Der Artikel unterstreicht die Bedeutung der Erinnerung an historische Tragödien und stellt sicher, dass solche Ereignisse nicht vergessen oder geleugnet werden. Er betont, dass die Anerkennung der Vergangenheit entscheidend für die Förderung der Versöhnung und Stabilität in der Region ist. Durch die Teilnahme an der Gedenkfeier könnte Ungarn seine Verpflichtung zur Unterstützung der Bemühungen um Frieden und Gerechtigkeit auf dem Balkan signalisieren. Dies wäre ein bemerkenswerter Kontrast zu seiner bisherigen Haltung und könnte beeinflussen, wie andere Länder seine Rolle in der Region wahrnehmen.
3 Berichte
Dnevni avazParteinahMittegestern Ein beunruhigendes Dokument wurde veröffentlicht: "Orban hat seine Pläne weiter ausgedehnt als gedacht.Ein Dokument vom April fasst die Ergebnisse einer Untersuchung des EU-Kommissars Piotr Serafin über mutmaßliche Spionageaktivitäten der ungarischen Geheimdienste bei der Ständigen Vertretung Ungarns bei der Europäischen Union in Brüssel Mitte der 2010er Jahre zusammen. Der Bericht bestätigt die Existenz eines Spionagennetzwerks, das zwischen 2013 und 2016 tätig war, wobei die Aktivitäten nach 2015 offener wurden. Diese Operationen beinhalteten, dass Geheimdienstoffiziere Kontakte zu EU-Beamten ungarischer Herkunft herstellten und detaillierte Informationen über die für die ungarische Regierung relevante Arbeit der Kommission sammelten. Die Untersuchung identifizierte jedoch keine spezifischen Verantwortlichen und stellte fest, dass die verfügbaren Instrumente die Fähigkeit zur Bestimmung der individuellen Rechenschaftspflicht einschränkten. Der Bericht wurde den Mitgliedern des Europäischen Parlaments vorgelegt und bestätigt offiziell das Vorhandensein des Spionagennetzwerks, das auf EU-Beamte abzielt.
Tendenz-Einschätzung (Mitte): Der Artikel präsentiert die tatsächlichen Ergebnisse einer offiziellen Untersuchung, ohne offen eine Seite zu begünstigen. Er berichtet über bestätigte Spionageaktivitäten, nimmt jedoch keine Haltung zu ihren Implikationen ein oder weist die Schuld auf, außer dem Mangel an individueller Verantwortung hin.
Dnevni avazParteinahLinksvor 5 Tagen Mađarski medij uputio apel novoj vladi: Prekinite Orbanovu politiku, idite na komemoraciju u Potočare 11. julaDie ungarische Wochenzeitung Magyar Narancs hat einen Kommentar veröffentlicht, in dem der neue ungarische Premierminister Peter Marki-Zay aufgefordert wird, sich von Viktor Orbáns außenpolitischem Vermächtnis auf dem Balkan zu distanzieren, von dem der Artikel behauptet, dass er sich seit Jahren an russischen Interessen orientiert.

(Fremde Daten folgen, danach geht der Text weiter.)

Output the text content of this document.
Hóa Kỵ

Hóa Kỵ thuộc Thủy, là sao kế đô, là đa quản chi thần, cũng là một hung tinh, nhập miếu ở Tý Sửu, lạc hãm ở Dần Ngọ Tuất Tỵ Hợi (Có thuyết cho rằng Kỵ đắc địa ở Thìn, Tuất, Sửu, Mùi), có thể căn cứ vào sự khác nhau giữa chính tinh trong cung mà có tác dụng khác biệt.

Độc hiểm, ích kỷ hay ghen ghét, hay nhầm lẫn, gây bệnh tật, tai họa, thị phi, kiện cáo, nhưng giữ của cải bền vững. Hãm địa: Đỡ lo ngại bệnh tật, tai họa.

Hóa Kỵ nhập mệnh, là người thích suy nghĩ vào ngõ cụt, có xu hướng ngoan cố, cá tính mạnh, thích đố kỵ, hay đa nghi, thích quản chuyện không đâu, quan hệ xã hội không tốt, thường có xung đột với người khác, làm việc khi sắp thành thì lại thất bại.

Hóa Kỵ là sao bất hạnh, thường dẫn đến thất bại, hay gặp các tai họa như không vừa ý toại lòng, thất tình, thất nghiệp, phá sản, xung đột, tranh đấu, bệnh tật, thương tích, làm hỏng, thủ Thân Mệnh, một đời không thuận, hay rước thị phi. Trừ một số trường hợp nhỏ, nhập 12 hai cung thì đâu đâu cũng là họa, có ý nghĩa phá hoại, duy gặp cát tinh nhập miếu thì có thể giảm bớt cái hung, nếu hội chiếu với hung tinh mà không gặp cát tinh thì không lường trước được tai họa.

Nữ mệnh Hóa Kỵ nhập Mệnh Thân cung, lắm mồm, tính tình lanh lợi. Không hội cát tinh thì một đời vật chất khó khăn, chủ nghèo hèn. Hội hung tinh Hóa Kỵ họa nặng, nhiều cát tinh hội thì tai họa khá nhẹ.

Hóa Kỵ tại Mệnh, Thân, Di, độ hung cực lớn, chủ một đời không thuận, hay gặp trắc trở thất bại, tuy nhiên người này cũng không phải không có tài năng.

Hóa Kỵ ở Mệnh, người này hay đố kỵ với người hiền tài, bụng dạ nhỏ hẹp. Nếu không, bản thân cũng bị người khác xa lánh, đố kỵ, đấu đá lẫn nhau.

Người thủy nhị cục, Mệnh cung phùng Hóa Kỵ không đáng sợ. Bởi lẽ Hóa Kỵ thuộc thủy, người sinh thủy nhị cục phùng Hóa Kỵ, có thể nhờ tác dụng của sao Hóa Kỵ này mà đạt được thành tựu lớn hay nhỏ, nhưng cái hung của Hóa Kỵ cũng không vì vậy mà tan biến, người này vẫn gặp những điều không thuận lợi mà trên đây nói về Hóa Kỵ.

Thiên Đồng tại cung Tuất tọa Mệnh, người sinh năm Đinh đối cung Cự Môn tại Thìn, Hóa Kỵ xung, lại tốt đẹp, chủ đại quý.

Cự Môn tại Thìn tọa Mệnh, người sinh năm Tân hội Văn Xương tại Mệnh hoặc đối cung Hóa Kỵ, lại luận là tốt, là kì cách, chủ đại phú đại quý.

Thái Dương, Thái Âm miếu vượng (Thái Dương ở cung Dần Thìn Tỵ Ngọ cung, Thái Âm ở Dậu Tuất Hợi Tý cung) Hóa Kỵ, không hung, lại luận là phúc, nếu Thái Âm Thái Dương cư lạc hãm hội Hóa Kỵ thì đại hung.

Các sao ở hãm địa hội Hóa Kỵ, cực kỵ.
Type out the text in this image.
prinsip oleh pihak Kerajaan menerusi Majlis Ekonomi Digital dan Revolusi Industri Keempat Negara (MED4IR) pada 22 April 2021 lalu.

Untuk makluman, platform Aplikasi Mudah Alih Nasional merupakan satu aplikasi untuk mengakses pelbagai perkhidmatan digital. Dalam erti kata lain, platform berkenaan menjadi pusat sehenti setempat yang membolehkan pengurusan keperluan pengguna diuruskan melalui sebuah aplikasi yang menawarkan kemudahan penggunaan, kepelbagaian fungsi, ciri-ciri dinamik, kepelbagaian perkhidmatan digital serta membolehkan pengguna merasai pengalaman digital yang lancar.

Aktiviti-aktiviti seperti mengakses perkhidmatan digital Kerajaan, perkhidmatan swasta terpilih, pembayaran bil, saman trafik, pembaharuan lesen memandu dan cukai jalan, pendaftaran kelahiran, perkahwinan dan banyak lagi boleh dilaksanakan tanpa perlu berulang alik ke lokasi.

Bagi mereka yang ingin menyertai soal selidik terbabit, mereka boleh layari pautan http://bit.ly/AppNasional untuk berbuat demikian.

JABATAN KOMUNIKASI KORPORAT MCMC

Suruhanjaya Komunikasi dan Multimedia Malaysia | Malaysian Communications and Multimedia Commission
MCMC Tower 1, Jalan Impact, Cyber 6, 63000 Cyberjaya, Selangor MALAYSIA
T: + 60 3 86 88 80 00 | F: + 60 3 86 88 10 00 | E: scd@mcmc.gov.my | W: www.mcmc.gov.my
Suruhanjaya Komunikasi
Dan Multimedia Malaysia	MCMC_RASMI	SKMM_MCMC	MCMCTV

Der Artikel hebt die Abstimmung Ungarns gegen eine Resolution der Vereinten Nationen von 2024 hervor, die den 11. Juli als den Internationalen Tag des Gedenkens an die Opfer des Völkermords in Srebrenica ausrichtet. Diese Resolution verurteilte die Leugnung des Völkermords und die Verherrlichung von Kriegsverbrechen und wurde mit 84 Ja-Stimmen, 19 Gegenstimmen und 68 Enthaltungen verabschiedet. Ungarn schloss sich Ländern wie Russland, China, Nordkorea und Weißrussland an, die sich der Initiative widersetzten oder davon abhielten. Die Autoren argumentieren, dass diese Haltung eher von Moskau beeinflusst wurde, als unabhängig zu sein.
Tendenz-Einschätzung (Links): In dem Artikel wird Ungarns Zusammengehörigkeit zu Russland in der Frage von Srebrenica als politisch motiviert dargestellt und die Politik der vorherigen Regierung kritisiert.
OslobođenjeUnabhängigLinksvor 5 Tagen Mađarski list pozvao novu vladu da se izvini BiH i promijeni politiku prema SrebreniciDer Artikel befasst sich mit einem Kommentar der ungarischen Wochenzeitung "Magyar Narancs", in dem die neue ungarische Regierung unter der Leitung von Premierminister Peter Müller aufgefordert wird, sich bei Bosnien und Herzegowina zu entschuldigen und ihre Außenpolitik gegenüber dem Westbalkan zu ändern.
Tendenz-Einschätzung (Links): Der Artikel beschreibt die bisherige Außenpolitik Ungarns als übermäßig auf Russland ausgerichtet und kritisiert die Haltung Ungarns zum Völkermord von Srebrenica, der ein äußerst heikles Thema ist.